HONOLULU — Kauai prosecutors are investigating allegations against a Hawaii homeowner suspected of killing at least four nene geese with a BB gun.
Officials are not identifying the suspect because charges have not been filed, they said.
The case was turned over to Kauai prosecutors after a 10-month investigation into the allegations by the U.S. Fish and Wildlife Service, Hawaii News Now reported Tuesday.
“We take all of these allegations seriously. The importance of protecting our natural environment is something that is very important to the people of Hawaii,” said Kauai Prosecutor Justin Kollar.
Nene are birds native to Hawaii that are federally protected.
About 25,000 nene were present in the Hawaiian Islands when Captain Cook arrived in 1778. By the mid-1940s, only 50 birds remained.
Through captive breeding efforts and extensive predator control, the population is beginning to grow. Even with ongoing conservation efforts nene are still considered to be the rarest goose species in the world.
The species came close to extinction in the 1950s.
It is believed that there are 2,000 of the geese left in the wild.
They face threats from drivers.
More than 50 nene have been stuck and killed by cars along Kauai roadways since 2015, according to the Department of Land and Natural Resources.
On Kauai, the worst locations for nene deaths are around the Hanalei Bridge, on Kilauea Road near the Kilauea Point NWR, and on the Westside of the island, according to DLNR.
Many times it’s during the morning and evening hours when fatal strikes occur.
As a driver, the best option is to let the nene take the lead on the road, according to experts.
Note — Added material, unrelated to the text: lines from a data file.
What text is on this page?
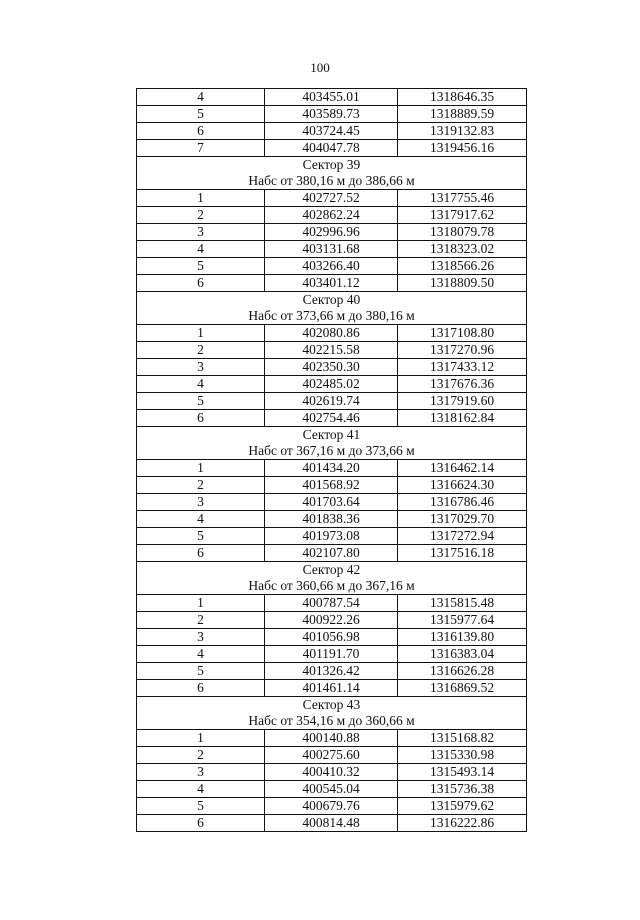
100
4	403455.01	1318646.35
5	403589.73	1318889.59
6	403724.45	1319132.83
7	404047.78	1319456.16
Сектор 39		
Набс от 380,16 м до 386,66 м		
1	402727.52	1317755.46
2	402862.24	1317917.62
3	402996.96	1318079.78
4	403131.68	1318323.02
5	403266.40	1318566.26
6	403401.12	1318809.50
Сектор 40		
Набс от 373,66 м до 380,16 м		
1	402080.86	1317108.80
2	402215.58	1317270.96
3	402350.30	1317433.12
4	402485.02	1317676.36
5	402619.74	1317919.60
6	402754.46	1318162.84
Сектор 41		
Набс от 367,16 м до 373,66 м		
1	401434.20	1316462.14
2	401568.92	1316624.30
3	401703.64	1316786.46
4	401838.36	1317029.70
5	401973.08	1317272.94
6	402107.80	1317516.18
Сектор 42		
Набс от 360,66 м до 367,16 м		
1	400787.54	1315815.48
2	400922.26	1315977.64
3	401056.98	1316139.80
4	401191.70	1316383.04
5	401326.42	1316626.28
6	401461.14	1316869.52
Сектор 43		
Набс от 354,16 м до 360,66 м		
1	400140.88	1315168.82
2	400275.60	1315330.98
3	400410.32	1315493.14
4	400545.04	1315736.38
5	400679.76	1315979.62
6	400814.48	1316222.86
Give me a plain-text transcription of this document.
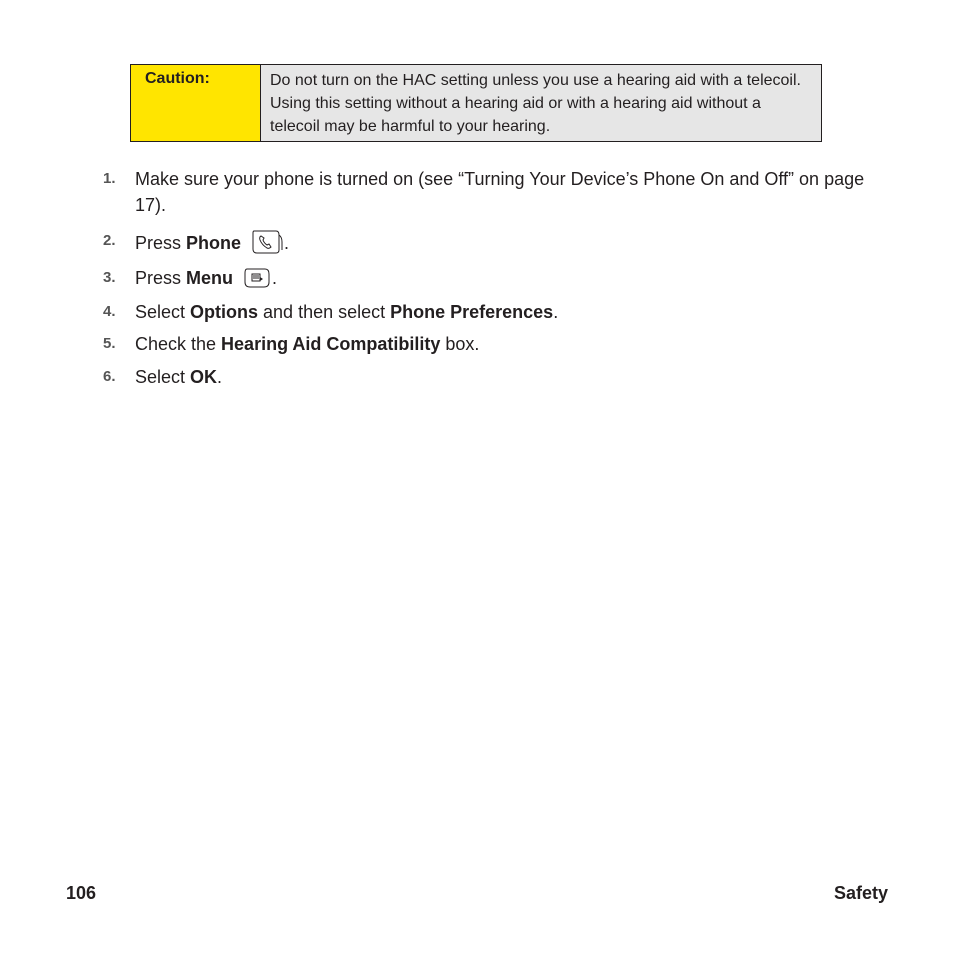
Caution:	Do not turn on the HAC setting unless you use a hearing aid with a telecoil. Using this setting without a hearing aid or with a hearing aid without a telecoil may be harmful to your hearing.
1. Make sure your phone is turned on (see “Turning Your Device’s Phone On and Off” on page 17).
2. Press Phone .
3. Press Menu .
4. Select Options and then select Phone Preferences.
5. Check the Hearing Aid Compatibility box.
6. Select OK.
106	Safety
Carroll Cox, an environmental activist and former fish and wildlife Service agent, does not think the homeowner will be able to claim that he was unaware of the bird’s status.
“The information we received initially is he was told to leave them alone, they are endangered,” said Cox.
The homeowner could be charged with misdemeanor animal cruelty. Those convicted can face penalties of up to 30 days in jail and fines of up to $1,000.